Thank you for the advice. For the emails, I have no problem separating the parts, and in fact, I should not need string distance matching on them at all. With the names, the challenge is that I'm working with data from a buch of European countries, where there are so many different ways to record the same name (Lastname Firstname, Firstname Lastname, HusbandsLastname Lastname Firstname, HusbandsLastname Firstname, etc. and we're not even at abbreviations). Fastlink helps me a lot finding possible matches in an intelligent probabilistic way. Separating the parts, I'm afraid I'd lose that advantage. Having said that, I'm OK with experimenting and that's exactly what my task at hand is.

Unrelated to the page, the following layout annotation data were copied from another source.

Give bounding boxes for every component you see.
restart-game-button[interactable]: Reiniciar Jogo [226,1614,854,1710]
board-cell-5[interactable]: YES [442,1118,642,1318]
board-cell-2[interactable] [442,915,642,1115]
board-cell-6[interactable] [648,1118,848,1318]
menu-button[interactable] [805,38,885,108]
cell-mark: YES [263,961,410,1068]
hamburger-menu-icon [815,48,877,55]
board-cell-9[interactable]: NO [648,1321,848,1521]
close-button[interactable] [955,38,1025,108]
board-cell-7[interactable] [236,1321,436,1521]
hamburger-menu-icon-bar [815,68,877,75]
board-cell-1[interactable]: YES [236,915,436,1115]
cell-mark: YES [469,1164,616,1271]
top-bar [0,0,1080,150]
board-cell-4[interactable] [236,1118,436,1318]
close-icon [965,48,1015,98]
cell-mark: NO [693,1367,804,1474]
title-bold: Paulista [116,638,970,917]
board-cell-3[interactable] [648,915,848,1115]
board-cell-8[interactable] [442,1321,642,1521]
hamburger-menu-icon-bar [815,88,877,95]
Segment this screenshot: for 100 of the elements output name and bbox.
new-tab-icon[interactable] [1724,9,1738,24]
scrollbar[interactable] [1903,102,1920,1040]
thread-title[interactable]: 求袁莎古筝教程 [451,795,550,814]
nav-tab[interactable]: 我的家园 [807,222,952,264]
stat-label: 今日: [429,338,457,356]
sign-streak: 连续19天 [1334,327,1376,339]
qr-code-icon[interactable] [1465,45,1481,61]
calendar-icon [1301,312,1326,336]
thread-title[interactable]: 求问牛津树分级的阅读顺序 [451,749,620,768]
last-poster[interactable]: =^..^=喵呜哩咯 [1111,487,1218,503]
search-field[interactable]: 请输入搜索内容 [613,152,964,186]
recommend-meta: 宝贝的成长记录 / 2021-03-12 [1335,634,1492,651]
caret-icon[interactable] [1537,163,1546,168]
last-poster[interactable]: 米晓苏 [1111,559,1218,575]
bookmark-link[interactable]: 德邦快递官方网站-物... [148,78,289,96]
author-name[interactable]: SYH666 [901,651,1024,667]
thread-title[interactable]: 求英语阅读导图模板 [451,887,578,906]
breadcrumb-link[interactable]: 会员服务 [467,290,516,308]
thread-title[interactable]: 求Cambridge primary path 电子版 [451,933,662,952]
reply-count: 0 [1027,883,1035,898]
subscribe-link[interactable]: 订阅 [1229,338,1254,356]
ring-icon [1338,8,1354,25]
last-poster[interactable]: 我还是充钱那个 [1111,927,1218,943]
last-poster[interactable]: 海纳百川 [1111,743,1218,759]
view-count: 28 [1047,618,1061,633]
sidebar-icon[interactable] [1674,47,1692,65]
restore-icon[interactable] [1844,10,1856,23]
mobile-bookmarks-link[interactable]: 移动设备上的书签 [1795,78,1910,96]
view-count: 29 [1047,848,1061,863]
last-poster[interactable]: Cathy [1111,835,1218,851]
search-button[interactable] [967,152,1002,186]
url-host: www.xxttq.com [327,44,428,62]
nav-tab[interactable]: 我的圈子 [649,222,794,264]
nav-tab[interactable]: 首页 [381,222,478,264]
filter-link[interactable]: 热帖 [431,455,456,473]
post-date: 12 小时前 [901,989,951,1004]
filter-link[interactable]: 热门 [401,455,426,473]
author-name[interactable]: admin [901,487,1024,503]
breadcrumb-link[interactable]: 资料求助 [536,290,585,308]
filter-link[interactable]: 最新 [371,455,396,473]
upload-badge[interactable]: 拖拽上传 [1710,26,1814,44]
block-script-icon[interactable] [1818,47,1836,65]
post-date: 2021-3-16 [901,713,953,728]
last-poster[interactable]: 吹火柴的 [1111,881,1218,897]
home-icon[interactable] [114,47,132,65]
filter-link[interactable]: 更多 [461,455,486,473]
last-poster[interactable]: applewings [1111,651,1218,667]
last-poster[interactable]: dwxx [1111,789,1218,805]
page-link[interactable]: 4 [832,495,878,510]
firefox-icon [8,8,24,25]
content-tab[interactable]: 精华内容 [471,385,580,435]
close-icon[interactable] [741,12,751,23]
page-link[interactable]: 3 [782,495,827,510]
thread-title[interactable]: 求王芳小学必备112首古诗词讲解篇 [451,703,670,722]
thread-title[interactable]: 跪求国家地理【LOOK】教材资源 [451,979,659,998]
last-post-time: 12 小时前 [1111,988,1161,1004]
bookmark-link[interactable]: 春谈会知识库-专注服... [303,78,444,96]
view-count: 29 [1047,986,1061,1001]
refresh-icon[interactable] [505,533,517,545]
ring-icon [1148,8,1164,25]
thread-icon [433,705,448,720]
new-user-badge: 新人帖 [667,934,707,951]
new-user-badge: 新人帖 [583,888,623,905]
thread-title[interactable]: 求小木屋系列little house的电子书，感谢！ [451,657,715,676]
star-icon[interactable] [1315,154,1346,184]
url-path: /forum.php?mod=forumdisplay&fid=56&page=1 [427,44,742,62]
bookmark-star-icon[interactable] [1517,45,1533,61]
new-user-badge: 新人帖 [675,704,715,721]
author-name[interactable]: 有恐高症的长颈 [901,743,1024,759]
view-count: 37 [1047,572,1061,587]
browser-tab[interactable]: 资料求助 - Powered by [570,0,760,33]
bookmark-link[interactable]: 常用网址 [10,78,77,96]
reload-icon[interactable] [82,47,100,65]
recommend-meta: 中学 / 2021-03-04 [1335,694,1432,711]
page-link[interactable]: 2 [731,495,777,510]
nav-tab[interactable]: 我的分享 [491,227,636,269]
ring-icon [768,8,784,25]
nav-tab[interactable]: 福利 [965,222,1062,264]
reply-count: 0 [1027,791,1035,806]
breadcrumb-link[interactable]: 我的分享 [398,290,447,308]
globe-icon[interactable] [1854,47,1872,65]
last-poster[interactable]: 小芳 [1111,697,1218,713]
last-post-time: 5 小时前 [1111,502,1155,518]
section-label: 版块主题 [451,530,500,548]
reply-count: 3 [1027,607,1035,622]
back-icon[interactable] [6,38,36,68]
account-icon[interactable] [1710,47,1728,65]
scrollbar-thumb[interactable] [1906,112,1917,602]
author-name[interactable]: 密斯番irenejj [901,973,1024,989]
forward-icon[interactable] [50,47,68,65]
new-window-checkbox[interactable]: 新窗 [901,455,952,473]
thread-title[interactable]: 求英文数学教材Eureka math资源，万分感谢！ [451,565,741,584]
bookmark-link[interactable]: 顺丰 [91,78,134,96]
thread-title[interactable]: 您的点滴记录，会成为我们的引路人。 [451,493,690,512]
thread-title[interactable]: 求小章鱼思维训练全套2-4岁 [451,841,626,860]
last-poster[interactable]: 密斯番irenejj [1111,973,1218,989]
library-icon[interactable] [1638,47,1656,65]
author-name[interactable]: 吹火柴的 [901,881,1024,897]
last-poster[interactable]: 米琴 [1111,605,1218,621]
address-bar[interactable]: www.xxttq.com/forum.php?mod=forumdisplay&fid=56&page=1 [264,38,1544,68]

What I'd need is that the function doesn't crash. It's OK to run out of memory as long as the error is handled - other packages do that too.

I'll be more than happy to assist you with "bulletproofing" and to do the tests that you need. I think for starters I will rerun the commands and monitor the resources, just give me a few days as I cannot afford bringing down the whole system right now.

Thank you so much for the awesome package and for your help!

muranyia commented 3 years ago

I was curious so I did the rerun already.

My observations:

I really hope this is not because of faulty hardware, as I wouldn't want to take up your time for something that is specific to my system. Since it only ever occurs when running the specific command, I trust it isn't.

aalexandersson commented 3 years ago

@muranyia String distance measures of long strings such as full name or full address is not likely to be feasible unless you you use manageable parts. Even a more consistent string such as 9-digit Social Security Number likely will cause similar memory crashes unless you work on small datasets.

muranyia commented 3 years ago

Updates from more experiments:

Notably, I cannot reproduce the problem by trying to sythetically reproduce my datasets (with regards to the amount of columns, rows, NAs, etc.).

What could be the culprit?

tedenamorado commented 3 years ago

Hi @muranyia,

Thanks for your detailed feedback! If you have tried the code on more than one computer, then one possible avenue is to run the code in R, not RStudio. A few times RStudio has crashed for me for reasons I do not understand, but the same does to happen with R.

Ted

aalexandersson commented 3 years ago

@muranyia What is the smallest reproducible example of the error so far, in terms of number of observations for the Email variable?

You wrote:

And started to work when I filtered out cases with NAs.

This FAQ might help: faq-how-to-do-a-minimal-reproducible-example-reprex-for-beginners

Anders

muranyia commented 3 years ago

@aalexandersson The only reliable example so far is that in my older comment. When not all cases are NA, a haven't been able to craft a reliable one, although the synthesized versions of my real-life datasets induce the crash somewhat reliably.

I did notice that the computation time increases "exponentially" with the amount of NAs.

aalexandersson commented 3 years ago

@muranyia Please summarize the missingness (NAs) in each linkage variable. I use and recommend naniar::miss_var_summary() for that purpose.

My own experience is that fastLink usually performs well up to about 30% NAs. Thereafter, as you experienced, the computation time increases "very quickly" (maybe exponentially) with more NAs. Therefore, I tend not to include linkage variables with over 30% NAs. In those difficult situations with over 30% NAs, I tend to either drop some rows with NAs or drop the problematic variable from the linkage as a workaround.